A year later, Pence is almost back to square one. The Phillies are in last place in the NL East; he is scheduled to make at least $13 million next year; and his name is again making the rounds in trade speculation. He is doing his best to ignore it.
"I want to play here, period," Pence said this week. "I want to win this year. I still believe in us, and that's what I'm focused on. What if I die tomorrow? I'm not guaranteed another breath. So I'm going to go out and play as hard as I can today with what I've got."
Getting the news
Players on the trade block never know precisely when the news will come, or from which source. In July 2003, Ludwick received word from Texas manager Buck Showalter that he had been traded to Cleveland for Shane Spencer and Ricardo Rodriguez. Two years ago, a reporter called him and told him St. Louis had just dealt him to San Diego as part of a three-team trade.
Last year, Ludwick achieved a career July trade hat trick with a deal to Pittsburgh. But he hit only .232 with two homers for the Pirates, and the team faded from contention down the stretch.
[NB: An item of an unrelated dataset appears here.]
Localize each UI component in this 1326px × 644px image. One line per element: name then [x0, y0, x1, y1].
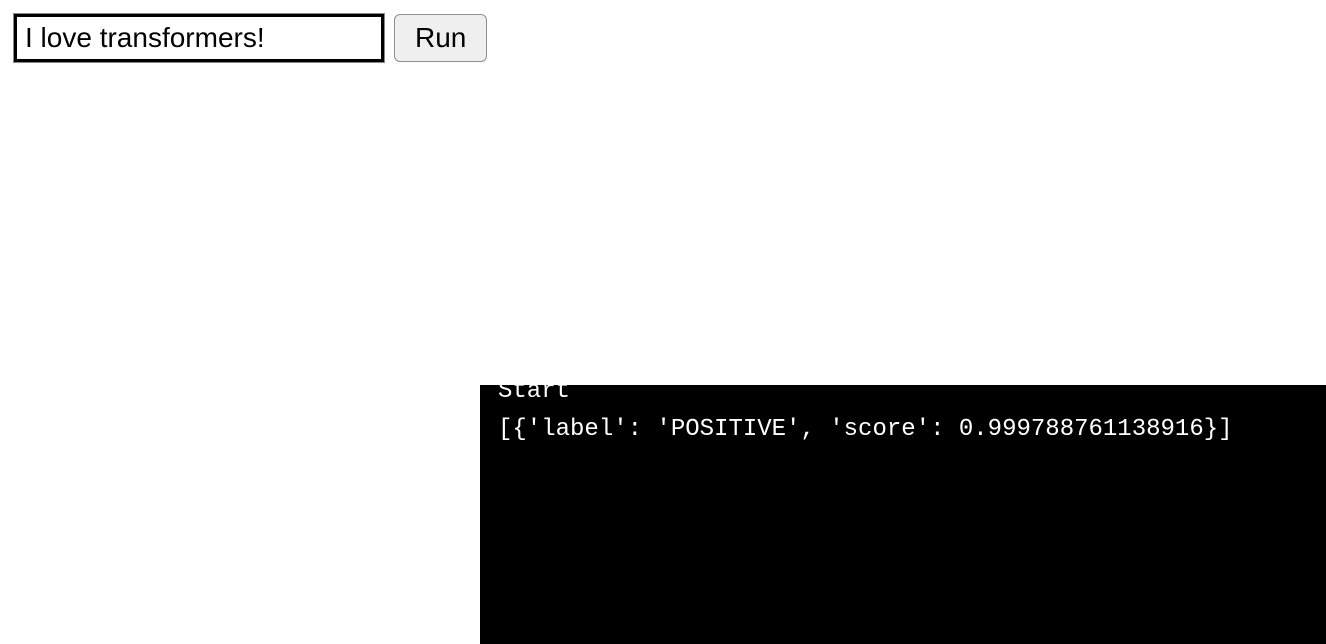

When Ludwick signed with Cincinnati as a free agent in February, the Reds became his eighth organization in 12 seasons.
Unlike Pence and Wolf, who are single, Ludwick is married with a young son. He considers himself fortunate that his wife, Joanie, is flexible enough to help him navigate the challenges of apartment hunting and the other logistical hurdles that comes with trades.
"She's a soldier," Ludwick said. "I don't think the wives get enough credit in this sport."
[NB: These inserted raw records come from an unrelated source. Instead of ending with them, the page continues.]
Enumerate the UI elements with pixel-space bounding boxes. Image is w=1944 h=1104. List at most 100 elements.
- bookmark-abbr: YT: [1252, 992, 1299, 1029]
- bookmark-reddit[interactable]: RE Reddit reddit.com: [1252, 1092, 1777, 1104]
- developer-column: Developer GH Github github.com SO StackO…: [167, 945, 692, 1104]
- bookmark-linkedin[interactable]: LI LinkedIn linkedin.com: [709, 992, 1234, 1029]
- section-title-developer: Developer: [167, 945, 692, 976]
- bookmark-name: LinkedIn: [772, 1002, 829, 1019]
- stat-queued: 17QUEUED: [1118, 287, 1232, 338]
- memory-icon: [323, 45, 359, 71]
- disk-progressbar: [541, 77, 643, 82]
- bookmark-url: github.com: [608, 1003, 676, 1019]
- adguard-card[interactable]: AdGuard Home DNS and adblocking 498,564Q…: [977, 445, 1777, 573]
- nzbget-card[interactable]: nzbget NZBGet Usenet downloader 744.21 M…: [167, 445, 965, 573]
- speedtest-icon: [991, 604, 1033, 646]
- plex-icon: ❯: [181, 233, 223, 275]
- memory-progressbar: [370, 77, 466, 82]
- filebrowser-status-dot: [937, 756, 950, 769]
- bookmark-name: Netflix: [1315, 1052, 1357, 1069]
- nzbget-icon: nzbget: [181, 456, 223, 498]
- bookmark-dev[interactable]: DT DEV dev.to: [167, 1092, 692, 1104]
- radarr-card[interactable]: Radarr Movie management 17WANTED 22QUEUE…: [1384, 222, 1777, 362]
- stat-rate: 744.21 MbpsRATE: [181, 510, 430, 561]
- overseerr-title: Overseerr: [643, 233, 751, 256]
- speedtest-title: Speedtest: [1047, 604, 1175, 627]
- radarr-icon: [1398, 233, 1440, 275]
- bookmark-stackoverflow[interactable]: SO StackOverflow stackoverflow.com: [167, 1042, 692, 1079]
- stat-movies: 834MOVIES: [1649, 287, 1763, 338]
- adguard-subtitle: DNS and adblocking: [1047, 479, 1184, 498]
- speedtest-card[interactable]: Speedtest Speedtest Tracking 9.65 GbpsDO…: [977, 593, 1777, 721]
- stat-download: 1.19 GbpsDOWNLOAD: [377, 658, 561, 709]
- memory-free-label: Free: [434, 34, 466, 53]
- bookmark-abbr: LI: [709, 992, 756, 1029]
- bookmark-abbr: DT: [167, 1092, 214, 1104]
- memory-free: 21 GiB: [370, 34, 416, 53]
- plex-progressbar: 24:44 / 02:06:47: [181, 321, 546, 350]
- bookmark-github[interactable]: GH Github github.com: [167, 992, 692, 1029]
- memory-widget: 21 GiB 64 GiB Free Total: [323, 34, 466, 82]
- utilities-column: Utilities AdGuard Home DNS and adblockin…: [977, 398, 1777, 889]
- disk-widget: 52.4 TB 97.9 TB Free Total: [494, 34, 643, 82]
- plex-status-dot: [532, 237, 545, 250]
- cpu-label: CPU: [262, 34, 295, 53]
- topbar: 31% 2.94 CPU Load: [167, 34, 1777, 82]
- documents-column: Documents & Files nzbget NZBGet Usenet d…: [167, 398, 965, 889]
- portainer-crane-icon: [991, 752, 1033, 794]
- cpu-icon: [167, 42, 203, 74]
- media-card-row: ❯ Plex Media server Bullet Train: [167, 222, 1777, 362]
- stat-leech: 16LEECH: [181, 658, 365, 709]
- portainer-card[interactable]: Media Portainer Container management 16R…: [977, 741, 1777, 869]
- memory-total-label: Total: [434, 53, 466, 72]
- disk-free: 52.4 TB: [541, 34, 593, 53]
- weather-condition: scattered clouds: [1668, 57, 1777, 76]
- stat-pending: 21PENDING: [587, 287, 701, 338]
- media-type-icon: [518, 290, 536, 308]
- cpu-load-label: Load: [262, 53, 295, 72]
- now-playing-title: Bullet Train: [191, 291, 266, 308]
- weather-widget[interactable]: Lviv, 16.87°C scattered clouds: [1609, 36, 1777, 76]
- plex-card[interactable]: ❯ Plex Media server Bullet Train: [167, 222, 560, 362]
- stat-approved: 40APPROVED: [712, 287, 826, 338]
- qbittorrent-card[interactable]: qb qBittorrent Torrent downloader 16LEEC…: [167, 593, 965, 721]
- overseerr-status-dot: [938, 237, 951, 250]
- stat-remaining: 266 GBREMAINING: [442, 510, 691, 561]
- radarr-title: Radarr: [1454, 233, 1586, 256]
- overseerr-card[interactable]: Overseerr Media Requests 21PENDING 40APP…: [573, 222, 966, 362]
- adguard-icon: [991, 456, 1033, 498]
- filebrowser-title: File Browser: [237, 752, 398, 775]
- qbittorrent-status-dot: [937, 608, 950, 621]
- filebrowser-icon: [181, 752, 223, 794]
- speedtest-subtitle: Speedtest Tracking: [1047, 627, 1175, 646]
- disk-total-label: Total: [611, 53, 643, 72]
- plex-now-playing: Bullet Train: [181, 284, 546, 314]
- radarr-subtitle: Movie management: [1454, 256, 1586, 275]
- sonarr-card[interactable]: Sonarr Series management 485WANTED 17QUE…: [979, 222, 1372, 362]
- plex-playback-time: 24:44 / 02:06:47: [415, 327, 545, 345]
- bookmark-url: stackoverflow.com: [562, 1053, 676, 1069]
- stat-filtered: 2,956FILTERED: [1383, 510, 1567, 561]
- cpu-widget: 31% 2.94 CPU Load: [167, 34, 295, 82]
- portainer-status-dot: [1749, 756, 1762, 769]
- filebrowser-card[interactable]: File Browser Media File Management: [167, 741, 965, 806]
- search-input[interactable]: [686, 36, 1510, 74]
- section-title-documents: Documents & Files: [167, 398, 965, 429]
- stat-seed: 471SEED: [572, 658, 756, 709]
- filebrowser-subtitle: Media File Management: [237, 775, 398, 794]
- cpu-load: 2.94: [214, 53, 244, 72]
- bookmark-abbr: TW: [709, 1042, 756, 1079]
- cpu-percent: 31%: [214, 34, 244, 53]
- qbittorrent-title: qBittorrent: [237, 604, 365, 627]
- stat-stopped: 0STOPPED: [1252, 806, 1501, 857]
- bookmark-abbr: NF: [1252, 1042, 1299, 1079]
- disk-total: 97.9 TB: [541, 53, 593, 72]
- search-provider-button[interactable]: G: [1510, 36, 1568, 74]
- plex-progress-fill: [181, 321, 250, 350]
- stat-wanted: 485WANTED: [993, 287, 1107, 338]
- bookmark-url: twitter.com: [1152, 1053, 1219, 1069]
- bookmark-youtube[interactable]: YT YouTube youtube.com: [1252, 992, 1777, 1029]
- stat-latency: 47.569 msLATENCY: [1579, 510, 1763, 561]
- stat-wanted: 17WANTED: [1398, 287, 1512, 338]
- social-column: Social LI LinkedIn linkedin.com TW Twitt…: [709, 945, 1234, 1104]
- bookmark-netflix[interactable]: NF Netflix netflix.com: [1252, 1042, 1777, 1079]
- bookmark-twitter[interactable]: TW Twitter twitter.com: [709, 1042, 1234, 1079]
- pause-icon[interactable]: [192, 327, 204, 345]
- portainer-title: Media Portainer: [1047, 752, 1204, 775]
For the Ryan Ludwicks of the world, each successive move drums home the realization that baseball is, first and foremost, a business. Players have a tendency to take the first trade personally. The more it happens, the easier they roll with it.
"I've been around enough teams now that I'm going to know at least five or six guys wherever I go," Ludwick said. "The first time it happens, it can be an uncomfortable feeling. You walk into a team halfway through the season, and, if you get traded to a contender, they've been playing pretty good. Now you're messing with that chemistry. You're the new kid on the block, trying to make friends and get to know guys.
"Sometimes you can put on a little extra pressure on yourself to perform, too."
Barring some strange, unforeseen turns of events, Ludwick will be staying put this year. But the end of July doesn't necessarily bring peace of mind and security. Jeff Conine, the aforementioned Mr. Marlin, was traded in August of 2003, 2006 and 2007 to contending teams in need. In baseball circles, he became known as the patron saint of post-non-waiver-trade-deadline dislocation.
Unless a major league player is a superstar or has a complete no-trade clause, no skill is more important than the ability to adjust. And there's never a time to exhale.